In a statement, the ICE said that he had overstayed a temporary visa in the past and disobeyed a judge’s order to leave the country.

The agency added that “Jamal came to ICE’s attention in September 2012. Based on an active ICE arrest warrant, he was transferred to ICE custody Sept. 11, 2012, from the Johnson County (Kansas) Jail.”

The ICE statement continued: “He was released from ICE custody on an order of supervision in November 2012. On May 21, 2013, the Board of Immigration Appeals (BIA) dismissed Jamal’s appeal of his removal order.”

Jamal’s brother denied that there were criminal charges issued in 2012, and said Professor Jamal was pulled over for a traffic stop in 2012.

Mr Bennett could not confirm details of that detainment. But he insisted his client had no criminal history besides the aforementioned speeding tickets.
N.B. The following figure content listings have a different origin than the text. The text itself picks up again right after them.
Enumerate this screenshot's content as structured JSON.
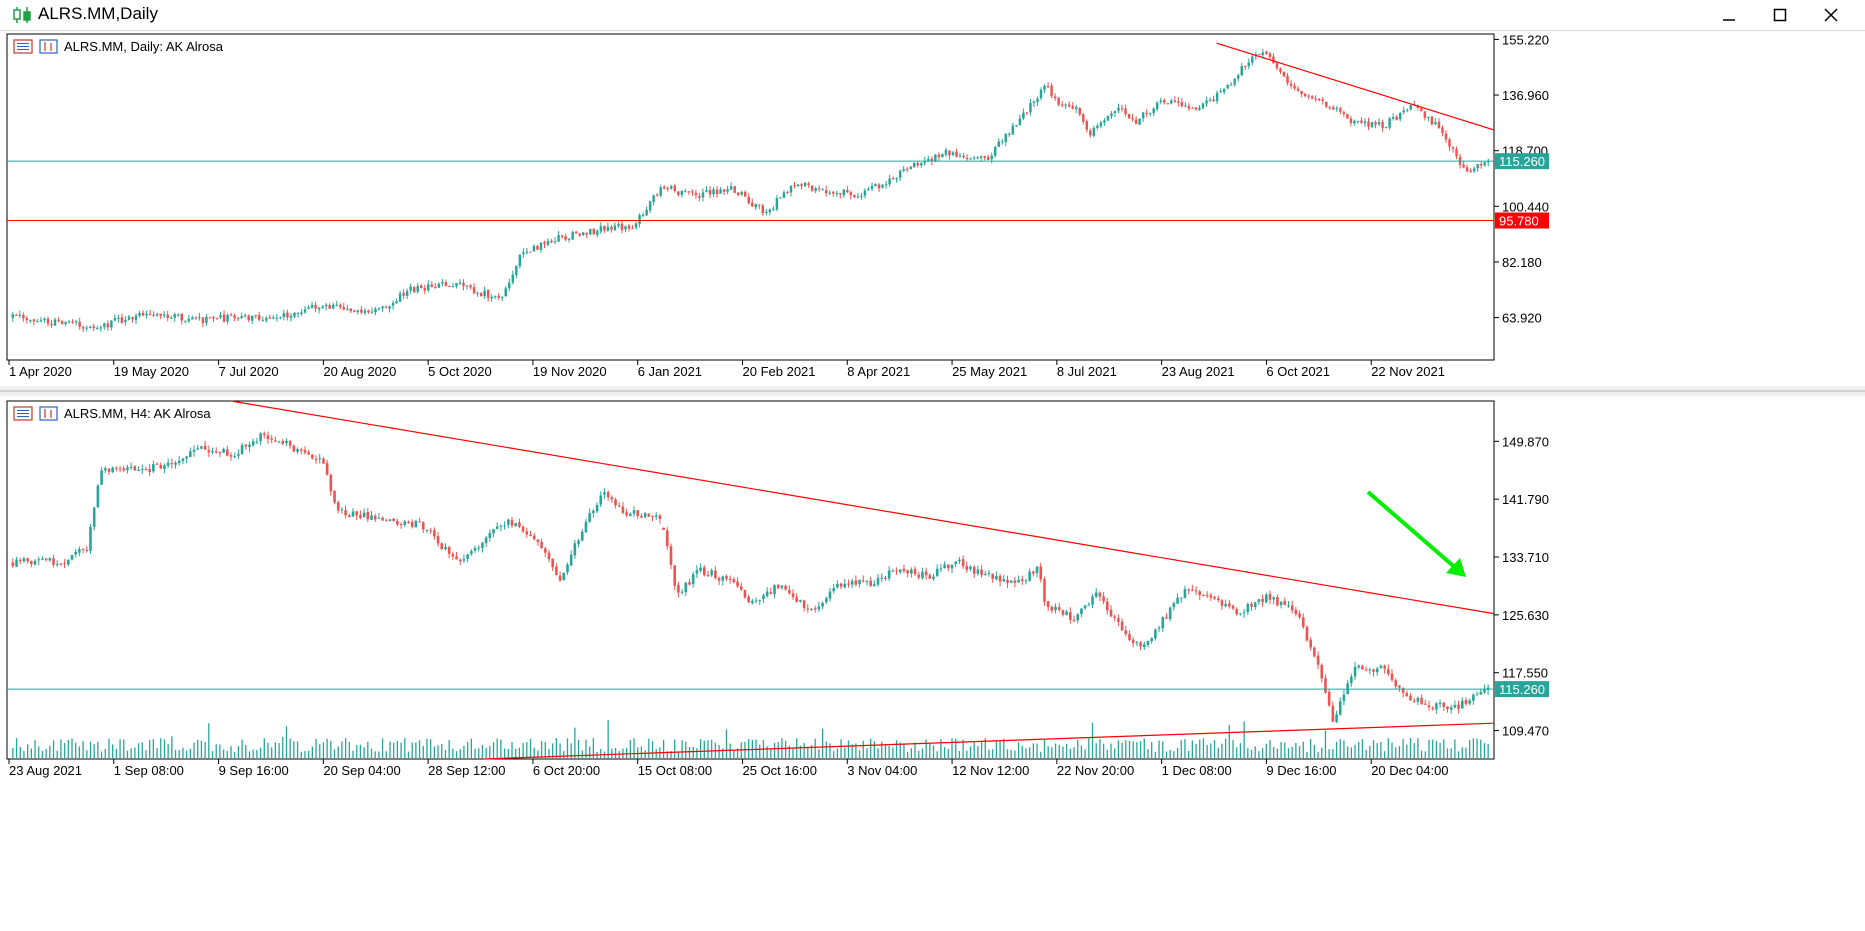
{
  "window": {
    "title": "ALRS.MM,Daily",
    "icons": {
      "app": "candlestick-chart-icon",
      "minimize": "minimize-icon",
      "maximize": "maximize-icon",
      "close": "close-icon"
    }
  },
  "colors": {
    "bull": "#26a69a",
    "bear": "#ef5350",
    "resistance": "#ff0000",
    "current_price": "#26a69a",
    "grid_text": "#000000"
  },
  "chart_data": [
    {
      "type": "candlestick",
      "title": "ALRS.MM, Daily:  AK Alrosa",
      "timeframe": "Daily",
      "ylim": [
        50,
        157
      ],
      "y_ticks": [
        "155.220",
        "136.960",
        "118.700",
        "100.440",
        "82.180",
        "63.920"
      ],
      "x_labels": [
        "1 Apr 2020",
        "19 May 2020",
        "7 Jul 2020",
        "20 Aug 2020",
        "5 Oct 2020",
        "19 Nov 2020",
        "6 Jan 2021",
        "20 Feb 2021",
        "8 Apr 2021",
        "25 May 2021",
        "8 Jul 2021",
        "23 Aug 2021",
        "6 Oct 2021",
        "22 Nov 2021"
      ],
      "price_path": [
        [
          0,
          64
        ],
        [
          0.03,
          62
        ],
        [
          0.06,
          61
        ],
        [
          0.09,
          66
        ],
        [
          0.12,
          63
        ],
        [
          0.15,
          64
        ],
        [
          0.18,
          64
        ],
        [
          0.21,
          68
        ],
        [
          0.23,
          66
        ],
        [
          0.25,
          67
        ],
        [
          0.27,
          73
        ],
        [
          0.3,
          75
        ],
        [
          0.33,
          70
        ],
        [
          0.345,
          85
        ],
        [
          0.37,
          90
        ],
        [
          0.4,
          93
        ],
        [
          0.42,
          94
        ],
        [
          0.44,
          107
        ],
        [
          0.46,
          104
        ],
        [
          0.49,
          106
        ],
        [
          0.51,
          98
        ],
        [
          0.53,
          108
        ],
        [
          0.55,
          106
        ],
        [
          0.575,
          104
        ],
        [
          0.6,
          111
        ],
        [
          0.63,
          118
        ],
        [
          0.66,
          116
        ],
        [
          0.69,
          134
        ],
        [
          0.7,
          140
        ],
        [
          0.71,
          133
        ],
        [
          0.72,
          133
        ],
        [
          0.73,
          124
        ],
        [
          0.75,
          134
        ],
        [
          0.76,
          128
        ],
        [
          0.78,
          135
        ],
        [
          0.8,
          132
        ],
        [
          0.82,
          138
        ],
        [
          0.84,
          150
        ],
        [
          0.848,
          152
        ],
        [
          0.87,
          138
        ],
        [
          0.89,
          134
        ],
        [
          0.91,
          128
        ],
        [
          0.93,
          127
        ],
        [
          0.95,
          134
        ],
        [
          0.97,
          124
        ],
        [
          0.985,
          112
        ],
        [
          1.0,
          115
        ]
      ],
      "horizontal_lines": [
        {
          "price": 115.26,
          "label": "115.260",
          "color": "#26a69a"
        },
        {
          "price": 95.78,
          "label": "95.780",
          "color": "#ff0000"
        }
      ],
      "trendlines": [
        {
          "from": [
            "23 Aug 2021",
            154
          ],
          "to": [
            "end",
            125.5
          ],
          "color": "#ff0000"
        }
      ]
    },
    {
      "type": "candlestick",
      "title": "ALRS.MM, H4:  AK Alrosa",
      "timeframe": "H4",
      "ylim": [
        105.5,
        155.5
      ],
      "y_ticks": [
        "149.870",
        "141.790",
        "133.710",
        "125.630",
        "117.550",
        "109.470"
      ],
      "x_labels": [
        "23 Aug 2021",
        "1 Sep 08:00",
        "9 Sep 16:00",
        "20 Sep 04:00",
        "28 Sep 12:00",
        "6 Oct 20:00",
        "15 Oct 08:00",
        "25 Oct 16:00",
        "3 Nov 04:00",
        "12 Nov 12:00",
        "22 Nov 20:00",
        "1 Dec 08:00",
        "9 Dec 16:00",
        "20 Dec 04:00"
      ],
      "price_path": [
        [
          0,
          133
        ],
        [
          0.035,
          133
        ],
        [
          0.05,
          135
        ],
        [
          0.06,
          146
        ],
        [
          0.09,
          146
        ],
        [
          0.11,
          147
        ],
        [
          0.13,
          149
        ],
        [
          0.15,
          148
        ],
        [
          0.17,
          151
        ],
        [
          0.19,
          149
        ],
        [
          0.21,
          147
        ],
        [
          0.22,
          140
        ],
        [
          0.25,
          139
        ],
        [
          0.28,
          138
        ],
        [
          0.3,
          133
        ],
        [
          0.32,
          136
        ],
        [
          0.335,
          139
        ],
        [
          0.36,
          135
        ],
        [
          0.37,
          130
        ],
        [
          0.385,
          137
        ],
        [
          0.4,
          143
        ],
        [
          0.415,
          140
        ],
        [
          0.44,
          139
        ],
        [
          0.45,
          128
        ],
        [
          0.465,
          132
        ],
        [
          0.49,
          130
        ],
        [
          0.5,
          127
        ],
        [
          0.52,
          130
        ],
        [
          0.54,
          126
        ],
        [
          0.56,
          130
        ],
        [
          0.58,
          130
        ],
        [
          0.6,
          132
        ],
        [
          0.62,
          131
        ],
        [
          0.64,
          133
        ],
        [
          0.66,
          131
        ],
        [
          0.68,
          130
        ],
        [
          0.695,
          132
        ],
        [
          0.7,
          127
        ],
        [
          0.72,
          125
        ],
        [
          0.735,
          129
        ],
        [
          0.75,
          124
        ],
        [
          0.765,
          121
        ],
        [
          0.78,
          125
        ],
        [
          0.795,
          129
        ],
        [
          0.81,
          128
        ],
        [
          0.83,
          126
        ],
        [
          0.85,
          128
        ],
        [
          0.87,
          126
        ],
        [
          0.885,
          118
        ],
        [
          0.895,
          111
        ],
        [
          0.91,
          118
        ],
        [
          0.93,
          118
        ],
        [
          0.945,
          114
        ],
        [
          0.96,
          113
        ],
        [
          0.98,
          113
        ],
        [
          1.0,
          115
        ]
      ],
      "gap_after_fraction": 0.44,
      "horizontal_lines": [
        {
          "price": 115.26,
          "label": "115.260",
          "color": "#26a69a"
        }
      ],
      "trendlines": [
        {
          "from": [
            "start",
            155.5
          ],
          "to": [
            "end",
            125.8
          ],
          "color": "#ff0000"
        },
        {
          "from": [
            "28 Sep 12:00",
            105.5
          ],
          "to": [
            "end",
            110.5
          ],
          "color": "#ff0000"
        }
      ],
      "annotations": [
        {
          "type": "arrow",
          "direction": "down-right",
          "color": "#00ee00"
        }
      ],
      "volume": true
    }
  ]
}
A Change.org petition which is asking the ICE for a stay of removal for Professor Jamal has received more than 93,500 signatures, and a GoFundMe had raised more than $64,664 (£46,800) to help the family with legal fees.

In a letter shared on the family attorney’s website, Professor Jamal’s eldest child, Taseen, wrote that since his father’s arrest, “My little brother cries every night, my sister can’t focus in school, and I cannot sleep at night.”

“My father called us, and he was crying like a little child because he was thinking about what would happen to us if he got deported,” Taseen wrote.